On the west side of Dufferin Street, just south of Bloor, is a Wal-Mart. It is (currently) the only one in the former City of Toronto.
On the other side of Dufferin is Dufferin Grove Park. It is the very antithesis of Wal-Mart, a collective community creation that is an exemplar of neighbourhood engagement—public space of, by, and for the people.
Tonight, the Toronto Public Space Committee and Friends of Dufferin Grove Park invite you to contribute to this Hegelian dialectic by coming out for a dinner and movie screening under the stars (or, at least, trees). From 6:00-7:30 is the park's usual Friday Night Supper: "Meal payments are by donation: main plates are $6 and soup/dessert is $2-$3, but no-one [sic] is turned away." At dusk (8:30 or so), will be a screening of the 1971 NFB short The Men in the Park, followed by the feature documentary City Park: A Little Music For The Soul. The latter film, about Parc Lafontaine in Montreal, will be enjoying its Toronto premiere. Both movies will be projected from the Sumkidz Schoolbus, the engine of which is powered with waste vegetable oil and the projector and sound system of which are powered with solar energy. "The screening is FREE but we are asking for donations of $5 or PWYC."
This is what summer in the city should be all about.
Jonathan Goldsbie is a member of the Toronto Public Space Committee.

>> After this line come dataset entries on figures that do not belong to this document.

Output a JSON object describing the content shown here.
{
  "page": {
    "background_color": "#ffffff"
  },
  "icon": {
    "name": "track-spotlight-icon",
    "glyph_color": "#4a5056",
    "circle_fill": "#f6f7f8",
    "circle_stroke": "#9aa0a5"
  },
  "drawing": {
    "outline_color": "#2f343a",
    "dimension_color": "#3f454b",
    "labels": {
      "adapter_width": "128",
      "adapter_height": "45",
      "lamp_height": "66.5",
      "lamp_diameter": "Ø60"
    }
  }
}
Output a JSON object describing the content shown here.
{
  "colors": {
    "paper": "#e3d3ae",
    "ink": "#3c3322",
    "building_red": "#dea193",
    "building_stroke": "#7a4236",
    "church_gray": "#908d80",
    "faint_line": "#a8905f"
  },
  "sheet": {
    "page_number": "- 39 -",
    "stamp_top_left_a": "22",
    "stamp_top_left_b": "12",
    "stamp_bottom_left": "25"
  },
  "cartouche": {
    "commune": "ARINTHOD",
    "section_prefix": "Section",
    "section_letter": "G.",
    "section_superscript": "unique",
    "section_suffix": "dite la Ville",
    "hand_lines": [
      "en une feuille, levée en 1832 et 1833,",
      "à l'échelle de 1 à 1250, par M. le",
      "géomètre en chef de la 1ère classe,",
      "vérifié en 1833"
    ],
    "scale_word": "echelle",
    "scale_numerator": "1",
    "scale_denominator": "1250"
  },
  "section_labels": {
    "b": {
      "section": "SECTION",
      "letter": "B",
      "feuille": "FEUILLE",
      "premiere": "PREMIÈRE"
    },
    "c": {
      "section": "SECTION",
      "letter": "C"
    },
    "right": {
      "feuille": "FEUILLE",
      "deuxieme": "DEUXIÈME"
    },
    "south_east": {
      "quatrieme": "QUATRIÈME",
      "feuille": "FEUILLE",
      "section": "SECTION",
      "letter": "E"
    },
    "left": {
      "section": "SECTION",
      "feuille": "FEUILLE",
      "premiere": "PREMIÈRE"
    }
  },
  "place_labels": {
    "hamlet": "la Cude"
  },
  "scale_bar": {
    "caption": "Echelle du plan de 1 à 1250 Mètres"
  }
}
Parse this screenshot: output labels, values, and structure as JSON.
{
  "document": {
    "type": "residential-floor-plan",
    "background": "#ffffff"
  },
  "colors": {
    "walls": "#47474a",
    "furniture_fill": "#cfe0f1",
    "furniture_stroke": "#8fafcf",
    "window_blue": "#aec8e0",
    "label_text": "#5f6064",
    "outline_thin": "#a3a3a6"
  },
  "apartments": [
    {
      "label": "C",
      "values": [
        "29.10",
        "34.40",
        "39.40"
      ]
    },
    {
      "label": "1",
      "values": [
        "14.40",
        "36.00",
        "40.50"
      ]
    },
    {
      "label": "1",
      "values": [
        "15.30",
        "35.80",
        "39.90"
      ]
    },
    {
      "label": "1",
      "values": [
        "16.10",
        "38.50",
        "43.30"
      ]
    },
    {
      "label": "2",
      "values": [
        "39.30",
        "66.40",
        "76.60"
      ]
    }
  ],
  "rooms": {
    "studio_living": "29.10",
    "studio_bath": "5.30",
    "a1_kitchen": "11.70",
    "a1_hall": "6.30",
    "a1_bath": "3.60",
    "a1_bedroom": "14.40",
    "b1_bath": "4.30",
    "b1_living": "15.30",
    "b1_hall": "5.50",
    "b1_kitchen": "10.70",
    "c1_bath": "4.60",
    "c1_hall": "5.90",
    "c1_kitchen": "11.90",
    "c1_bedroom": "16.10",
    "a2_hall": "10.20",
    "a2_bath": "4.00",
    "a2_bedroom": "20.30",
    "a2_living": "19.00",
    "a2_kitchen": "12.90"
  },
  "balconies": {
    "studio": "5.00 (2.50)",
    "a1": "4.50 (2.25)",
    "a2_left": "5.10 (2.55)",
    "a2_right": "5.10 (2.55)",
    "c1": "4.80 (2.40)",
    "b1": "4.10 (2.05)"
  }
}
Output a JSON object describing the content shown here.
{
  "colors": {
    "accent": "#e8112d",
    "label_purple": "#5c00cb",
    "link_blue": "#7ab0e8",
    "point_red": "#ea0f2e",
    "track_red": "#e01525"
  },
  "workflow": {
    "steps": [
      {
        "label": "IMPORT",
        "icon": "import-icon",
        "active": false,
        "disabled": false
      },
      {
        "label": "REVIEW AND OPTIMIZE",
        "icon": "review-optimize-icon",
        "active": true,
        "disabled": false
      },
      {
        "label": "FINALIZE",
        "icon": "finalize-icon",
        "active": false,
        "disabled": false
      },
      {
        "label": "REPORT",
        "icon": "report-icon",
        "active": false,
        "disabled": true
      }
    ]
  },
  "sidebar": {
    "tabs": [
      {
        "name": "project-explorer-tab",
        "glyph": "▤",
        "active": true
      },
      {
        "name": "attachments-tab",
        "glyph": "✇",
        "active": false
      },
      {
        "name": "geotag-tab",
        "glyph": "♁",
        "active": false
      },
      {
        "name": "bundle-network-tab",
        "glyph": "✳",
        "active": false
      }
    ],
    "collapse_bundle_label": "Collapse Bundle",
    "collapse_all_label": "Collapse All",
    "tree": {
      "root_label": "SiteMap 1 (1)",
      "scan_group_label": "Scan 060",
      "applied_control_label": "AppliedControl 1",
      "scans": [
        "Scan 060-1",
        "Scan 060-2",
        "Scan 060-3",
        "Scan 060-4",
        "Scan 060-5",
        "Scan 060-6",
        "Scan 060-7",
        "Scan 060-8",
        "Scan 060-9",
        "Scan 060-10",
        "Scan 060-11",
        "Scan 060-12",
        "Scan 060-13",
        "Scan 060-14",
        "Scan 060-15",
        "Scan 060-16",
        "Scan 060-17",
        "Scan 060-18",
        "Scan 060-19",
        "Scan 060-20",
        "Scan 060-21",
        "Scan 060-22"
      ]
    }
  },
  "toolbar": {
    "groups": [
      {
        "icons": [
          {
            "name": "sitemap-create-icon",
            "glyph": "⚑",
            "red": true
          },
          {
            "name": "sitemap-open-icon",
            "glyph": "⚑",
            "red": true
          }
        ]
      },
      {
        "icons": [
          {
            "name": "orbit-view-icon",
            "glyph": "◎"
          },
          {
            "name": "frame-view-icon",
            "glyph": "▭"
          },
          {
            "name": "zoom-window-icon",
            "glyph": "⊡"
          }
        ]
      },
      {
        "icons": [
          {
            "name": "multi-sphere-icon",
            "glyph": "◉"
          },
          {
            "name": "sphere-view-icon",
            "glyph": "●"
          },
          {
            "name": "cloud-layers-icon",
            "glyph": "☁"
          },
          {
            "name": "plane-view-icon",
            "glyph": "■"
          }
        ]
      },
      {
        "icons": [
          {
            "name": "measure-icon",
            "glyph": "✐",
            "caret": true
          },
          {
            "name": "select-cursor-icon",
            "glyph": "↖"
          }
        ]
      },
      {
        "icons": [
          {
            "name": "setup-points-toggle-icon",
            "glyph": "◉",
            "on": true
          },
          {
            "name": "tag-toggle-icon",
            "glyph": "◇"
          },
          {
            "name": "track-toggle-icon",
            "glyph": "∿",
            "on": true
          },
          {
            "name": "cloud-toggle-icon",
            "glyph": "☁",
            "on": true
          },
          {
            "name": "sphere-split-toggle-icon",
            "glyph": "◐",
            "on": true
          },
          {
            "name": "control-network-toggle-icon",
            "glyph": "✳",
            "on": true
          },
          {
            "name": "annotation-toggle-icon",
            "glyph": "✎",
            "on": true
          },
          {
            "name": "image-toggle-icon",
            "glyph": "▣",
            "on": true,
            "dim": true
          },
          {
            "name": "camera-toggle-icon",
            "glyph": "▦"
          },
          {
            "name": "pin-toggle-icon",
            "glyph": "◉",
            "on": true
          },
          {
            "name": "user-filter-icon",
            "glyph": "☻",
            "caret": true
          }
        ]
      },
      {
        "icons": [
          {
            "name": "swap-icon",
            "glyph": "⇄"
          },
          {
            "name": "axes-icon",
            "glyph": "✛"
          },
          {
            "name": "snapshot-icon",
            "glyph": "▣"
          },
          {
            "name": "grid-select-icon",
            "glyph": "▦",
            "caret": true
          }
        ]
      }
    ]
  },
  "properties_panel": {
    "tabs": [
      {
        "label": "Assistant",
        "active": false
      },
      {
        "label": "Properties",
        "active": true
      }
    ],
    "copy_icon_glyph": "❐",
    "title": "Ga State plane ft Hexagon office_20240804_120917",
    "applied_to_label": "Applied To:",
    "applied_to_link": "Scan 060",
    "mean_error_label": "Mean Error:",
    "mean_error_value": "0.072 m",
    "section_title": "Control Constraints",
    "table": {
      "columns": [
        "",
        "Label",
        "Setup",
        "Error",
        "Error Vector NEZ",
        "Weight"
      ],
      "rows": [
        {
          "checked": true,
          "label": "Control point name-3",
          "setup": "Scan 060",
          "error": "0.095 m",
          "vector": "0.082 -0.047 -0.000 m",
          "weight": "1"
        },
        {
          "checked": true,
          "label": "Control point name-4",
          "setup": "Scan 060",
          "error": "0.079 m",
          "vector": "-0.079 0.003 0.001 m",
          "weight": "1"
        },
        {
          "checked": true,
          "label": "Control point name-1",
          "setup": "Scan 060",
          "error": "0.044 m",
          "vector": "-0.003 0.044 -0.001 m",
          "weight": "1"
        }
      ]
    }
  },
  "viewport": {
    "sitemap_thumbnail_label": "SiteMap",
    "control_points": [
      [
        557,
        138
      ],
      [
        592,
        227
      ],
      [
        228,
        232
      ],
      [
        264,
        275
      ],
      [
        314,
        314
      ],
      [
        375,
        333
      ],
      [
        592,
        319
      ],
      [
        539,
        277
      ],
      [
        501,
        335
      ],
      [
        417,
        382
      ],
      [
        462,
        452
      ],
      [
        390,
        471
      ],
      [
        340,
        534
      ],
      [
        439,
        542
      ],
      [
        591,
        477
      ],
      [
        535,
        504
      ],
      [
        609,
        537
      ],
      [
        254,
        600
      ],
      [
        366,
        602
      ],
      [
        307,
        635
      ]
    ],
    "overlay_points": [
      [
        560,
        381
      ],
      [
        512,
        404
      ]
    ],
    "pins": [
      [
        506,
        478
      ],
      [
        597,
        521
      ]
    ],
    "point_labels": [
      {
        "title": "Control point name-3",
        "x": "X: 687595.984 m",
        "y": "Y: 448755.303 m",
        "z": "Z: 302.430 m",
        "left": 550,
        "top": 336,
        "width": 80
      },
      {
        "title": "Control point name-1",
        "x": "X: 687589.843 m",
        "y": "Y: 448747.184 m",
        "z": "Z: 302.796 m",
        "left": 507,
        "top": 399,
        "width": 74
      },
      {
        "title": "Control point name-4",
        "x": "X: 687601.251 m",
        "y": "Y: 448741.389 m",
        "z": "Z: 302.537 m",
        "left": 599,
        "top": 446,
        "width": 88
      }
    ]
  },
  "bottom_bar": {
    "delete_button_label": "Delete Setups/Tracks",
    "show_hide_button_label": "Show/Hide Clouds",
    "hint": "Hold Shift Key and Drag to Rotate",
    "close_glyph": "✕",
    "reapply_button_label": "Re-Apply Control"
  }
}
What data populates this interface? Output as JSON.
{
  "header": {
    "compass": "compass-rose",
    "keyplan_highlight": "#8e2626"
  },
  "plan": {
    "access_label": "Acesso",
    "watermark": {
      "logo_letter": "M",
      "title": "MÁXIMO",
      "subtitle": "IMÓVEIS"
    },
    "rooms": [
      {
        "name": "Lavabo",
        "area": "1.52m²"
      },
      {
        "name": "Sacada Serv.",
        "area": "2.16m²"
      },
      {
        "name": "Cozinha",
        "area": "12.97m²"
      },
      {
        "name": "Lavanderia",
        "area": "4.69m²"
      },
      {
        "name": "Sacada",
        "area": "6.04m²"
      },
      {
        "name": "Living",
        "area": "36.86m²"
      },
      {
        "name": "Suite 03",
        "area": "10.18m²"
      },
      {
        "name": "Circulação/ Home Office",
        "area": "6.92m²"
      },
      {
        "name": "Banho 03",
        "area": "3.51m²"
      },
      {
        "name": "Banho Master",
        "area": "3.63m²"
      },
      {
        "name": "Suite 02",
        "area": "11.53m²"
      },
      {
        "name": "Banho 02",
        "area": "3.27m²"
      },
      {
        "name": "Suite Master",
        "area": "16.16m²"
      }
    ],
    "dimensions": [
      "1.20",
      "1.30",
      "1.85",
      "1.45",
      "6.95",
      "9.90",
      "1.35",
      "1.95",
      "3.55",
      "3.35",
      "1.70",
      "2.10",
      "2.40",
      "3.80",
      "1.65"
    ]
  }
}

Photo of Dufferin Grove's Cob Courtyard by orbz on Flickr.

Newsstand: November 23, 2009
I bet the Walmart is a much bigger draw than the park, Hegelian dialectic notwithstanding.
Not entirely sure how the gratuitous Wal-Mart bashing fits into the scheme of things, unless said store was built upon a verdant, under-utilised city park that was appropriated by the nefarious OMB (during the Harris government, natch) and kittens and puppies were sacrificed to sanctify the site before the construction began.
For movie event it might make sense to mention (as TPSC does in the last paragraph on their event page) that yes, popcorn is available from the alternative-fuel bus. Movie about public space + screened in public space + alterna-fuel-powered popcorn = good message. Movie + Wal-Mart 5-minute-hate, not so much.
I don't see how what I wrote is Wal-Mart bashing. It's just an observation that Wal-Mart is pretty much the diametric opposite of Dufferin Grove Park, something far removed from the concepts of "collective community creation," "neighbourhood engagement," and "public space." Which is not to say that it's bad. (I mean, Wal-Mart is bad, but that's almost beside the point.) It's just not my thing.
And those are all fine things, Jonathan, keeping in mind that the people who actually live in the neighborhood might need something more than "collective community creation", "neighbourhood engagement" and "public space" to put on the table and on their backs when they trundle off to school and work.
People don't shop at Wal-Mart because it's more exclusive than Holt Renfrew, they shop there because 1) it's cheap and 2) it's relatively convenient. Your argument ought to be with Canadian retailers for failing to compete successfully in the discount end of the retail spectrum.